Which is precisely what makes the propulsive precision of Finnegan’s writing so surprising and revelatory. For over half a century at this point, readers have taken it as a given (and writers as a professional prerogative) that lowbrow culture is deserving of bookish analysis. But unlike so many writhing attempts to extort meaning from topics that seem intellectually bankrupt, Finnegan’s treatment of surfing never feels like performance. Through the sheer intensity of his descriptive powers and the undeniable ways in which surfing has shaped his life, Barbarian Days is an utterly convincing study in the joy of treating seriously an unserious thing.

“Getting a spot wired—truly understanding it—can take years,” Finnegan writes, continuing, later, to say that “all surfers are oceanographers.” Over the course of a life spent in and out of the water, he has amassed a truly staggering amount of applied knowledge, of marine biology and carpentry and cartography. Surfing requires kinetic intuition, physical fitness, and courage in the face of an indifferent force, but it also demands the sort of mental work we don’t typically associate with extreme sports. Any good writing about an underexamined way of life must be, at least at times, expository, and Finnegan is lucid when it comes to the necessary task of explaining to the uninitiated some of the most basic tenets of surfing: why waves break where they do; how it’s possible to stand on a floating piece of fiberglass, go into a moving tube of water, and emerge looking just as you did upon entry. But despite all this, surfing, as Finnegan renders it, is more than just a fun physical activity: it’s a way of being in the world, with its own private politics and etiquette and benchmarks of success. (...)

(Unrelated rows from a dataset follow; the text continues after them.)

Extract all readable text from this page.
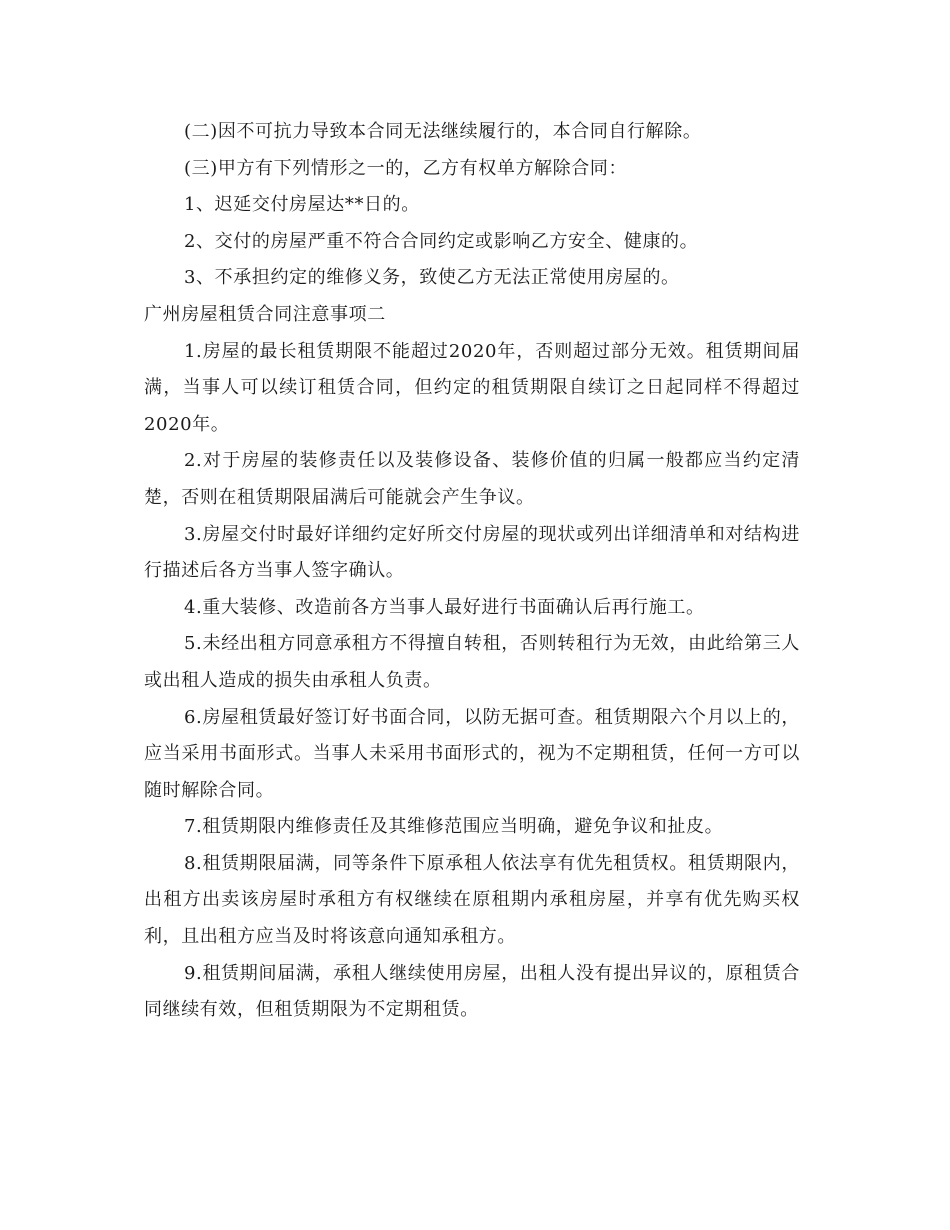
(二)因不可抗力导致本合同无法继续履行的，本合同自行解除。

(三)甲方有下列情形之一的，乙方有权单方解除合同：

1、迟延交付房屋达**日的。

2、交付的房屋严重不符合合同约定或影响乙方安全、健康的。

3、不承担约定的维修义务，致使乙方无法正常使用房屋的。

广州房屋租赁合同注意事项二

1.房屋的最长租赁期限不能超过2020年，否则超过部分无效。租赁期间届满，当事人可以续订租赁合同，但约定的租赁期限自续订之日起同样不得超过2020年。

2.对于房屋的装修责任以及装修设备、装修价值的归属一般都应当约定清楚，否则在租赁期限届满后可能就会产生争议。

3.房屋交付时最好详细约定好所交付房屋的现状或列出详细清单和对结构进行描述后各方当事人签字确认。

4.重大装修、改造前各方当事人最好进行书面确认后再行施工。

5.未经出租方同意承租方不得擅自转租，否则转租行为无效，由此给第三人或出租人造成的损失由承租人负责。

6.房屋租赁最好签订好书面合同，以防无据可查。租赁期限六个月以上的，应当采用书面形式。当事人未采用书面形式的，视为不定期租赁，任何一方可以随时解除合同。

7.租赁期限内维修责任及其维修范围应当明确，避免争议和扯皮。

8.租赁期限届满，同等条件下原承租人依法享有优先租赁权。租赁期限内，出租方出卖该房屋时承租方有权继续在原租期内承租房屋，并享有优先购买权利，且出租方应当及时将该意向通知承租方。

9.租赁期间届满，承租人继续使用房屋，出租人没有提出异议的，原租赁合同继续有效，但租赁期限为不定期租赁。
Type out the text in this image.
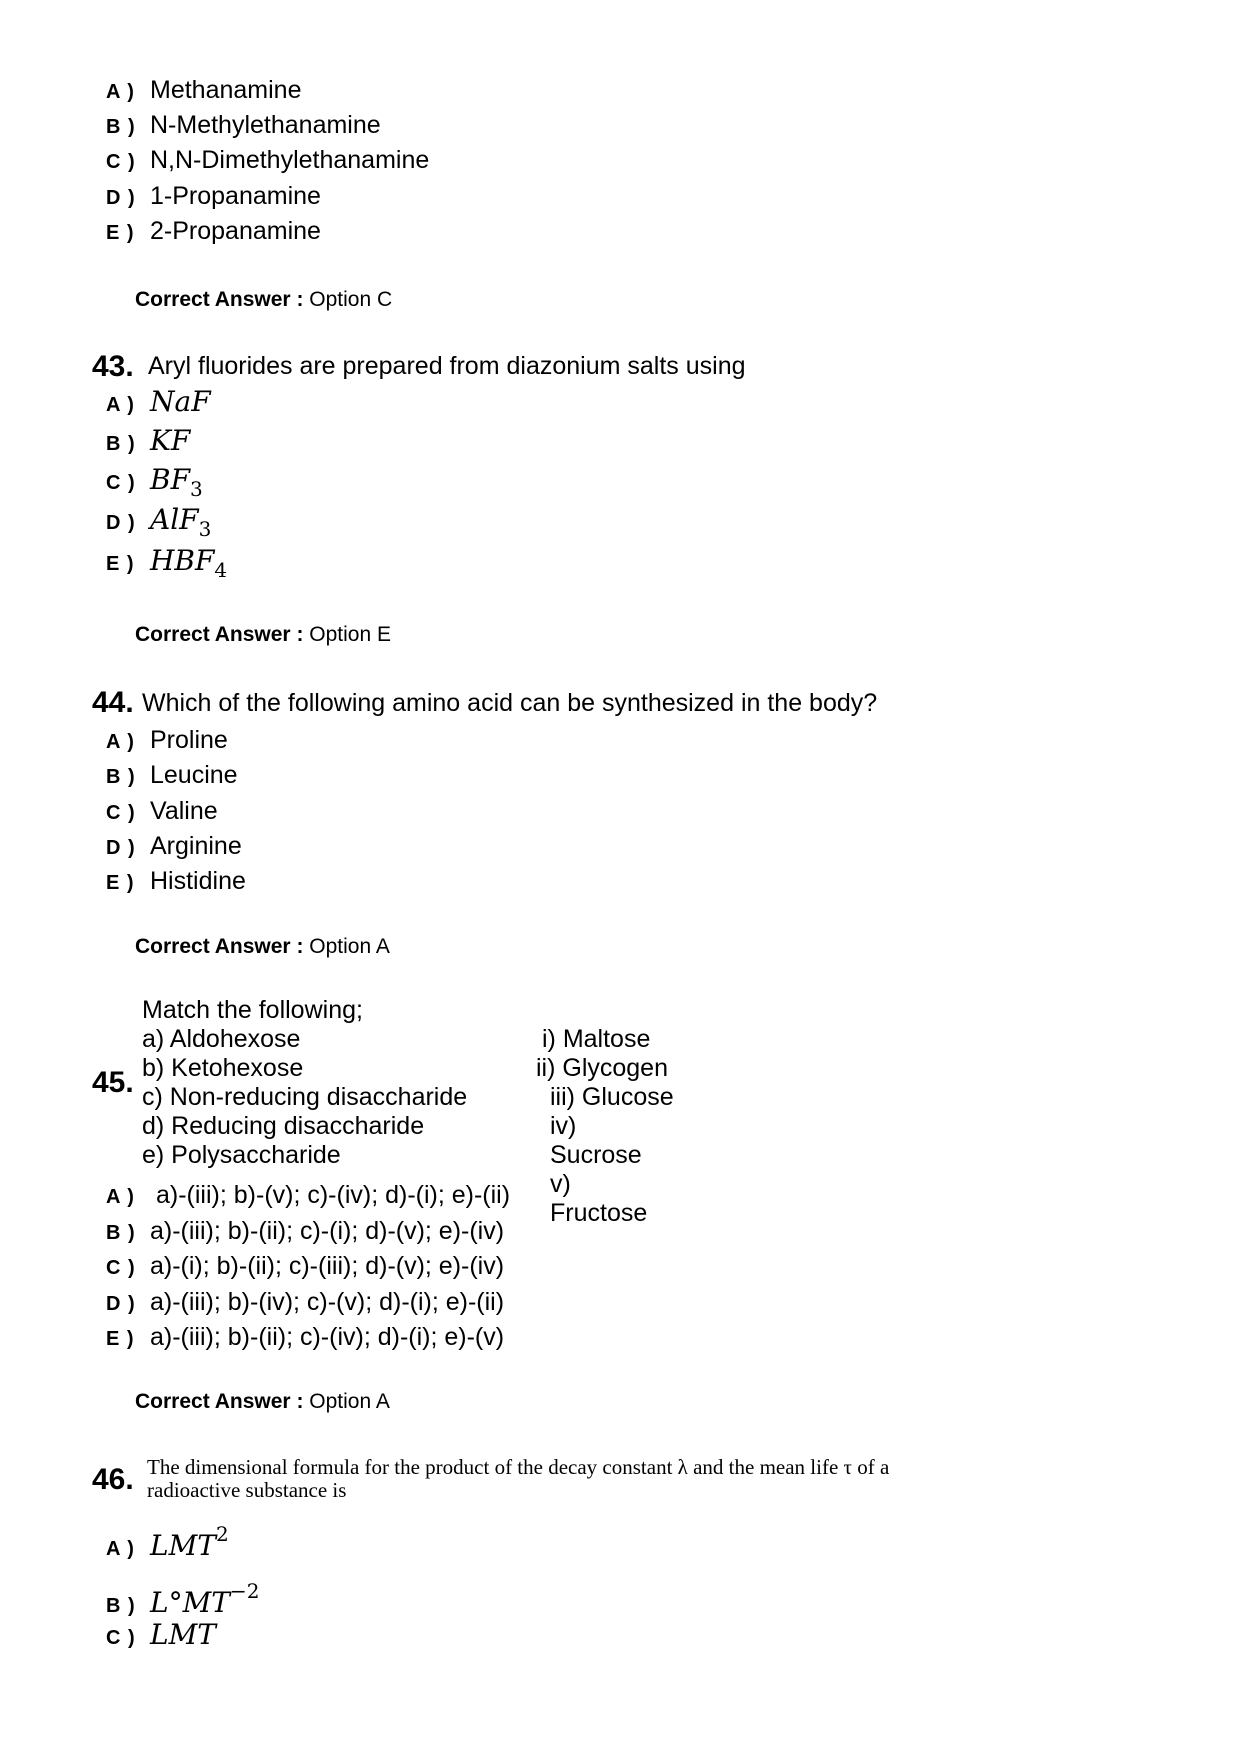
A ) Methanamine
B ) N-Methylethanamine
C ) N,N-Dimethylethanamine
D ) 1-Propanamine
E ) 2-Propanamine
Correct Answer : Option C
43. Aryl fluorides are prepared from diazonium salts using
A ) NaF
B ) KF
C ) $BF_3$
D ) AlF$_3$
E ) $HBF_4$
Correct Answer : Option E
44. Which of the following amino acid can be synthesized in the body?
A ) Proline
B ) Leucine
C ) Valine
D ) Arginine
E ) Histidine
Correct Answer : Option A
Match the following;
a) Aldohexose
b) Ketohexose
c) Non-reducing disaccharide
d) Reducing disaccharide
e) Polysaccharide
45.
i) Maltose
ii) Glycogen
iii) Glucose
iv) Sucrose
v) Fructose
A ) a)-(iii); b)-(v); c)-(iv); d)-(i); e)-(ii)
B ) a)-(iii); b)-(ii); c)-(i); d)-(v); e)-(iv)
C ) a)-(i); b)-(ii); c)-(iii); d)-(v); e)-(iv)
D ) a)-(iii); b)-(iv); c)-(v); d)-(i); e)-(ii)
E ) a)-(iii); b)-(ii); c)-(iv); d)-(i); e)-(v)
Correct Answer : Option A
46. The dimensional formula for the product of the decay constant λ and the mean life τ of a
radioactive substance is
A ) LMT$^2$
B ) $L^\circ MT^{-2}$
C ) LMT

It can also be a backdrop to a unique brand of companionship—among men, specifically, which, unlike female friendship, is not often tackled in books. The adoration with which Finnegan writes about his fellow surfers is of a sort usually seen only in soldiers’ memoirs. Bill was “aggressively relaxed—the essential California oxymoron.” Glenn “moved with unusual elegance.” Finnegan writes that “chasing waves remains for me a proximate cause of vivid friendships.” That they are often forged despite unpleasant obstacles (tropical diseases, food poisoning, near drowning) adds a kinetic dimension to what would otherwise be merely interior, emotional dynamics. And as Finnegan admits, “male egos were always subtly, or otherwise, on the line.”

Reputations are made and maintained in the ocean, but they’re premised on more than just talent. Seniority, humility, pain tolerance, and a hundred other factors contribute to a surfer’s local eminence. Speech patterns are just one of the outward signs of the insular social order that attends the sport. Surfers speak in a vivid vernacular: a mix of esoteric oceanographic detail and play-by-play narration expressed in slang. Finnegan is, of course, fluent—in it but also in the language of literature. The adjectives he attributes to waves are alternately the kind one might find in a contemporary novel—hideous, boiling, miraculous, malignant, mechanical—and the sort overheard in rusted-out pickup trucks—rifling, peaky, shifty, hairy, meaty, stupid. On the elemental aspects of surfing, Finnegan is especially capable of coming up with phrases that are at once poetic and concrete. Though “surfers have a perfection fetish…. Waves are not stationary objects in nature like roses or diamonds.” They are, instead, at once “the object of your deepest desire and adoration” but also “your adversary, your nemesis, even your mortal enemy.” Riding them is “the theoretical solution to an impossibly complex problem.”